The keyword here is “high performing”, and not “dropout”. If someone is motivated and skilled enough to work and perform well in a tech startup, then the lack of a college degree is not going to be the only thing that would keep us from hiring him or her.
It all boils down to how resourceful/inventive the candidate is. I believe that a college degree is becoming more and more obsolete with time, and there is more value in finding driven, intelligent people than chasing college degrees.
Back in the day, people started hiring graduates over candidates who didn’t have a degree to make sure that they were recruiting the cream of the crop. This was back when college degrees genuinely validated the candidate’s prowess in a particular subject.
If you were a recruiting for the position of, say, an engineer of electronics, the recruiter simply went to a top tech/applied sciences university, conducted an interview, and hired a graduate who had aced the test. This still holds true for certain job roles and certain industries, but times have changed.

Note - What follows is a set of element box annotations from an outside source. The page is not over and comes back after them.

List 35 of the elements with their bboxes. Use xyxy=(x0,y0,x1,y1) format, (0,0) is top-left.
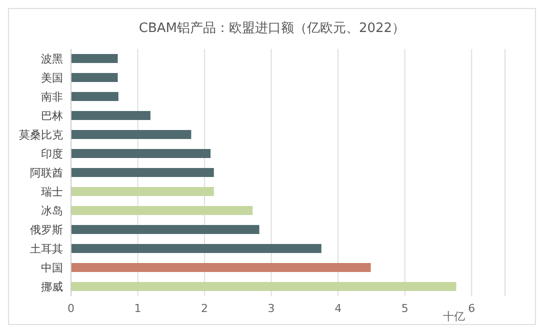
y-tick-label: 中国 xyxy=(41,261,63,274)
y-tick-label: 瑞士 xyxy=(41,185,63,198)
bar xyxy=(71,263,371,272)
x-tick-label: 0 xyxy=(68,302,74,315)
bar xyxy=(71,73,118,82)
bar xyxy=(71,168,214,177)
x-tick-label: 4 xyxy=(334,302,342,315)
x-tick-label: 6 xyxy=(468,302,476,315)
y-tick-label: 挪威 xyxy=(41,280,63,294)
y-tick-label: 南非 xyxy=(41,90,63,104)
y-tick-label: 巴林 xyxy=(41,109,63,122)
bar xyxy=(71,225,260,234)
bar xyxy=(71,206,253,215)
x-tick-label: 2 xyxy=(201,302,208,315)
bar xyxy=(71,54,118,63)
bar xyxy=(71,92,118,101)
chart-title: CBAM铝产品：欧盟进口额（亿欧元、2022） xyxy=(138,20,406,38)
y-tick-label: 波黑 xyxy=(41,52,63,66)
x-tick-label: 5 xyxy=(401,302,408,315)
x-axis-title: 十亿 xyxy=(443,310,465,323)
bar xyxy=(71,111,150,120)
y-tick-label: 冰岛 xyxy=(41,204,63,218)
bar xyxy=(71,187,214,196)
bar xyxy=(71,130,192,139)
y-tick-label: 印度 xyxy=(41,147,63,160)
y-tick-label: 土耳其 xyxy=(30,242,63,256)
x-tick-label: 1 xyxy=(134,302,142,315)
bar xyxy=(71,282,456,291)
y-tick-label: 莫桑比克 xyxy=(19,128,63,142)
y-tick-label: 美国 xyxy=(41,71,63,84)
bar xyxy=(71,149,211,158)
bar xyxy=(71,244,322,253)
y-tick-label: 俄罗斯 xyxy=(30,223,63,236)
y-tick-label: 阿联酋 xyxy=(30,166,63,180)
x-tick-label: 3 xyxy=(268,302,275,315)
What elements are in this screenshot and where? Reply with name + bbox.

An electronics engineering graduate no longer aims to only join an electronics firm, and this is the same for several other courses that universities offer. A mechanical engineer becomes a marketer, an electrical major becomes a business development executive, and a biotech graduate becomes a product designer. Jobs and job opportunities have changed, evolved, and grown significantly, and so have the interests of freshers.
This is the world that we live in, a world where the college degree is no longer the certificate that accurately represents that value that a candidate will offer to the company.
Teenagers these days grow up with the internet being only a smartphone away from them. May it be to learn to illustrate, code, design or write content, high-school and college students seek the help of the internet, and learn it way before they are taught that in the classroom.
In a world that progressively facilitates learning from home, a college degree is not always the accurate representation of the knowledge of a person.
While startups may seem like the mecca of high performing college dropouts right now, but this is changing as well. Startups have pioneered the change in mindset that dropouts can be a valuable asset to companies too, but it doesn’t stop there.
Tech giants like Facebook, Google, Yahoo and Apple (many of which are arguably the dream companies of a vast majority of ambitious graduates) are reported to hire employees who do not carry a college degree (Source: WSJ). This includes interns as well asfull-time employees, and it looks like these companies pay more importance to what the candidates have to offer them than the college that they went to.
It’s also to do with the profession that you choose to follow. A bio-tech research firm or pharmaceuticals manufacturer may pay more importance to your educational background, while startups in certain industries might not. Loadshare, that manages logistics; Close.io, a CRM tool; and event management platform Explara, have all mentioned being open to hiring dropouts in the past for tech, business development and marketing positions – roles that don’t necessarily require a college degree.
There might be a sea of companies that take college degrees very seriously right now, but times are changing. College degrees are no more the only way to validate whether the candidate is the right fit for a company, and startups seem to realize this better than most MNCs. While college degrees will never become obsolete or unnecessary, there are many other interesting positions for which one doesn’t need a degree to prove their mettle.